What this means is that—when it comes sexual assault—a woman’s brain becomes just a part of the collateral damage as anything else.


Here’s more about the study and its findings:

  • A pubescent female rat was placed in a cage with an adult male rat.
  • From there the male proceeded to chase the female’s genital region, pinning and mounting her as she tried to escape (i.e. the rough equivalent of what happens during a human sexual assault).

The traumatic incident affected the female’s cognitive faculties/abilities by:

  • Releasing high levels of the stress hormone corticosterone into her blood.
  • Reducing her learning ability.
  • Interfering in the female rat’s abilities to solve new problems related to child-rearing.
  • Causing a reduction in newly generated cells in the hippocampus (the part of of the brain that plays an important role in the consolidation of information, including short-term to long-term memory).
  • The study’s lead author Tracey Shors also concluded that if a woman had been exposed to a lot of trauma in her past, she might have difficulty paying attention to what was happening in the present.
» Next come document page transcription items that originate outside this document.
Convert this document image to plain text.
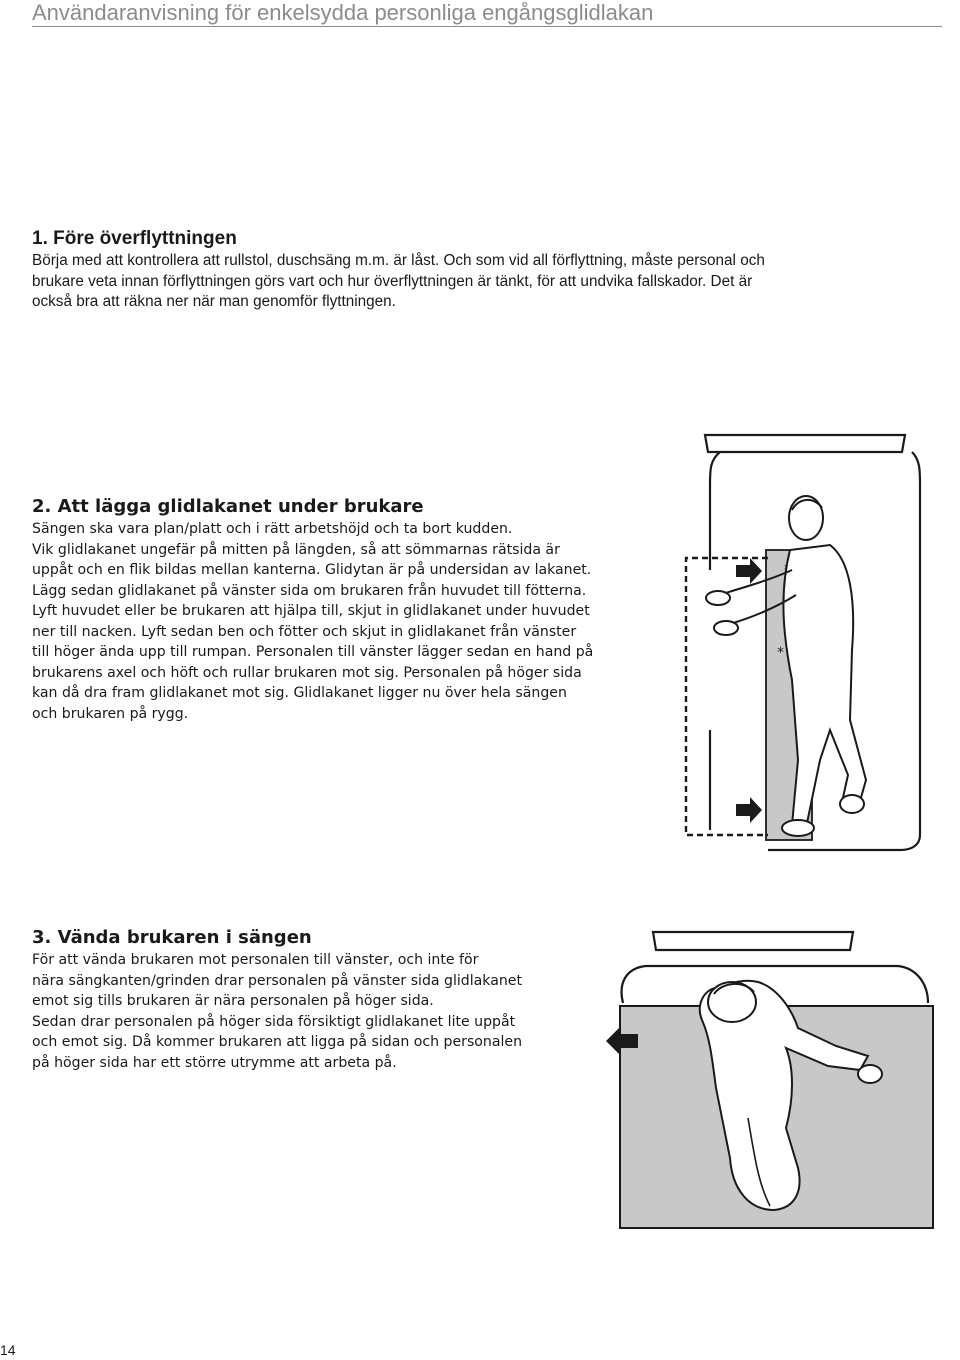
Användaranvisning för enkelsydda personliga engångsglidlakan
1. Före överflyttningen

Börja med att kontrollera att rullstol, duschsäng m.m. är låst. Och som vid all förflyttning, måste personal och

brukare veta innan förflyttningen görs vart och hur överflyttningen är tänkt, för att undvika fallskador. Det är

också bra att räkna ner när man genomför flyttningen.

2. Att lägga glidlakanet under brukare

Sängen ska vara plan/platt och i rätt arbetshöjd och ta bort kudden.

Vik glidlakanet ungefär på mitten på längden, så att sömmarnas rätsida är

uppåt och en flik bildas mellan kanterna. Glidytan är på undersidan av lakanet.

Lägg sedan glidlakanet på vänster sida om brukaren från huvudet till fötterna.

Lyft huvudet eller be brukaren att hjälpa till, skjut in glidlakanet under huvudet

ner till nacken. Lyft sedan ben och fötter och skjut in glidlakanet från vänster

till höger ända upp till rumpan. Personalen till vänster lägger sedan en hand på

brukarens axel och höft och rullar brukaren mot sig. Personalen på höger sida

kan då dra fram glidlakanet mot sig. Glidlakanet ligger nu över hela sängen

och brukaren på rygg.

*
3. Vända brukaren i sängen

För att vända brukaren mot personalen till vänster, och inte för

nära sängkanten/grinden drar personalen på vänster sida glidlakanet

emot sig tills brukaren är nära personalen på höger sida.

Sedan drar personalen på höger sida försiktigt glidlakanet lite uppåt

och emot sig. Då kommer brukaren att ligga på sidan och personalen

på höger sida har ett större utrymme att arbeta på.

14
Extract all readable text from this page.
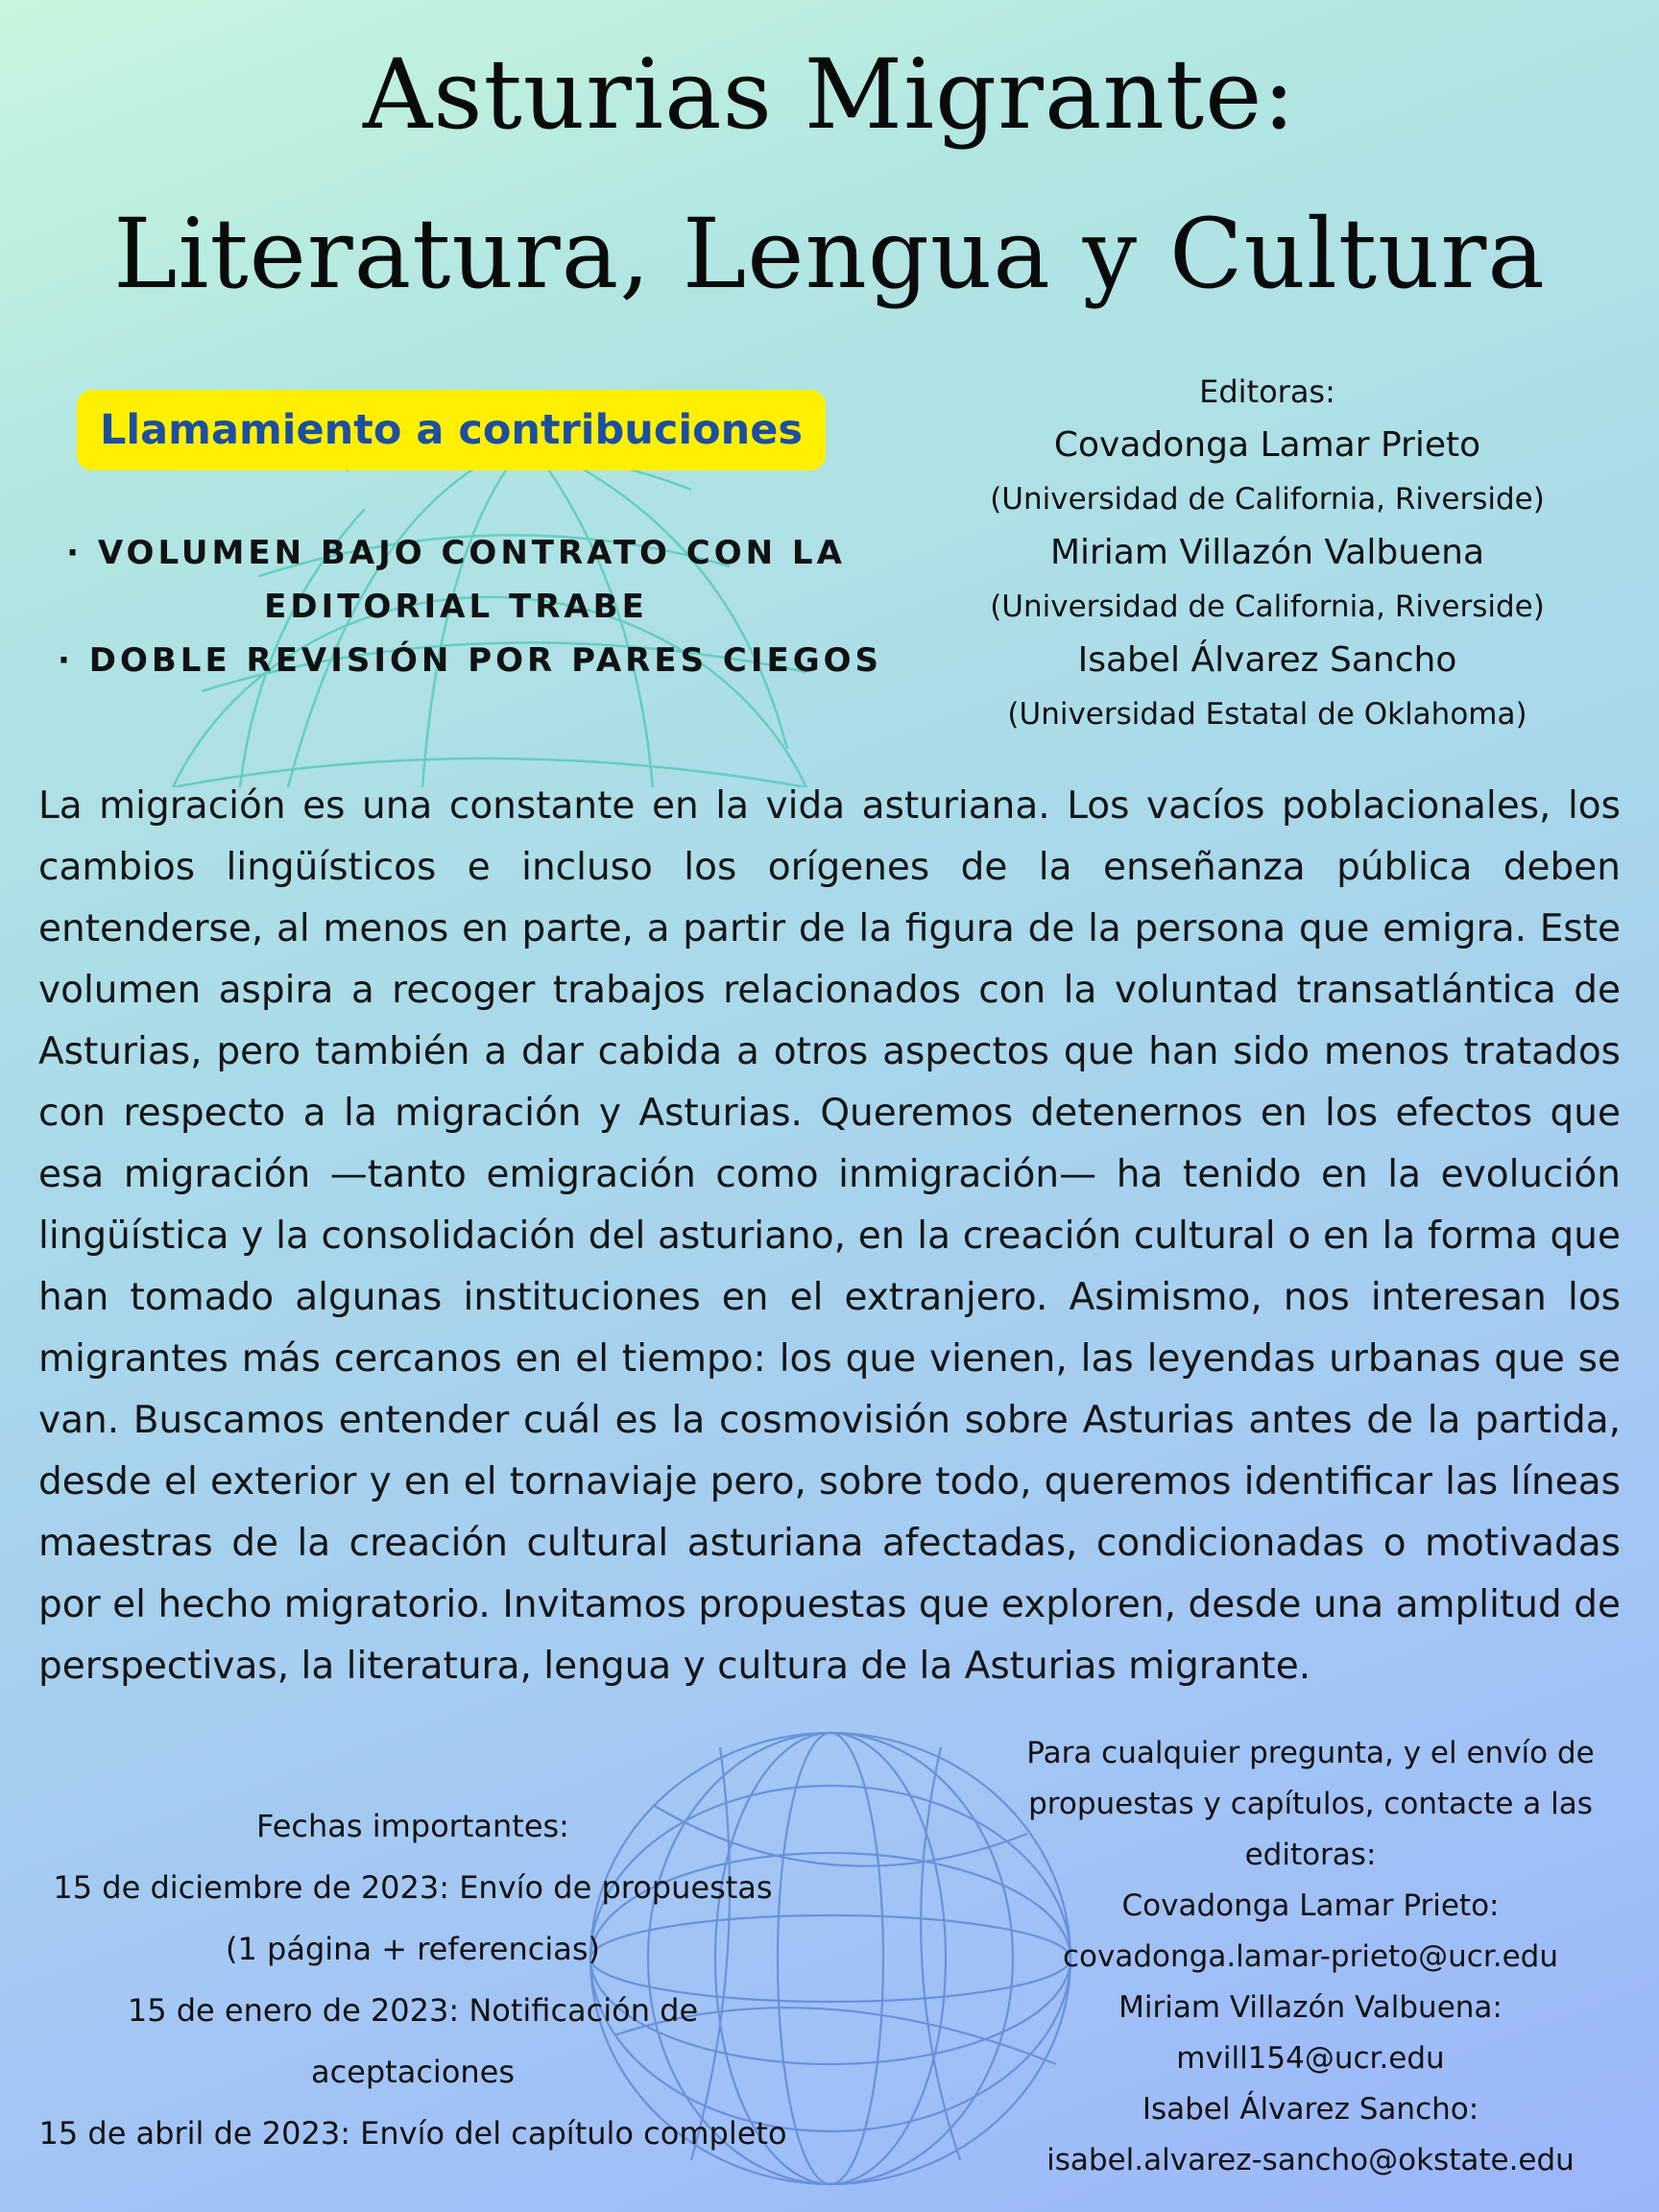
Asturias Migrante:
Literatura, Lengua y Cultura
Llamamiento a contribuciones
· VOLUMEN BAJO CONTRATO CON LA
EDITORIAL TRABE
· DOBLE REVISIÓN POR PARES CIEGOS
Editoras:
Covadonga Lamar Prieto
(Universidad de California, Riverside)
Miriam Villazón Valbuena
(Universidad de California, Riverside)
Isabel Álvarez Sancho
(Universidad Estatal de Oklahoma)

La migración es una constante en la vida asturiana. Los vacíos poblacionales, los cambios lingüísticos e incluso los orígenes de la enseñanza pública deben entenderse, al menos en parte, a partir de la figura de la persona que emigra. Este volumen aspira a recoger trabajos relacionados con la voluntad transatlántica de Asturias, pero también a dar cabida a otros aspectos que han sido menos tratados con respecto a la migración y Asturias. Queremos detenernos en los efectos que esa migración —tanto emigración como inmigración— ha tenido en la evolución lingüística y la consolidación del asturiano, en la creación cultural o en la forma que han tomado algunas instituciones en el extranjero. Asimismo, nos interesan los migrantes más cercanos en el tiempo: los que vienen, las leyendas urbanas que se van. Buscamos entender cuál es la cosmovisión sobre Asturias antes de la partida, desde el exterior y en el tornaviaje pero, sobre todo, queremos identificar las líneas maestras de la creación cultural asturiana afectadas, condicionadas o motivadas por el hecho migratorio. Invitamos propuestas que exploren, desde una amplitud de perspectivas, la literatura, lengua y cultura de la Asturias migrante.

Fechas importantes:
15 de diciembre de 2023: Envío de propuestas
(1 página + referencias)
15 de enero de 2023: Notificación de
aceptaciones
15 de abril de 2023: Envío del capítulo completo
Para cualquier pregunta, y el envío de
propuestas y capítulos, contacte a las
editoras:
Covadonga Lamar Prieto:
covadonga.lamar-prieto@ucr.edu
Miriam Villazón Valbuena:
mvill154@ucr.edu
Isabel Álvarez Sancho:
isabel.alvarez-sancho@okstate.edu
Based on the information above (as well as old-fashioned common sense), a woman’s brain is very likely not going to be the same post-sexual assault.

What’s more, survivors will inevitably face additional challenges to maintaining their overall (or holistic) health. They may even have to devote extra attention to the cognitive aspects of their health.

So what can survivors do to heal this vital region of their body? Is brain therapy even possible?

Recent findings may surprise you.


Meditation as Brain Therapy

While it’s not an exact science, there is evidence that meditation positively affects your brain.

In fact, in a study published in Biological Psychiatry and commented on by the N.Y. Times in an article that appeared in their Mind section, mindfulness meditation (unlike a placebo) was shown to change the brains of ordinary people.

Its findings regarding test patients that engaged in mindfulness meditation include how:

  • There was more activity, or communication, among the portions of their brains that process stress-related reactions and other areas related to focus and calm.
  • Four months later, they had much lower levels in their blood of a marker of unhealthy inflammation (compared to the relaxation group), even though few of them were still actually meditating.

So how can we turn this new science into an ally of the #Metoo movement?


The Future of the #Metoo Movement (and Women’s Health)

One thing is certain: when it comes to survivors maintaining a healthy mind and body, the more tools at our disposal the better.

So if we can combine an affinity for topics like brain science and meditation with our already well-developed sense of sisterhood and mutual assistance we just might be onto something great.

From here we’re likely to see #Metoo—just like that famous atlas of Ayn Rand’s—shrugged.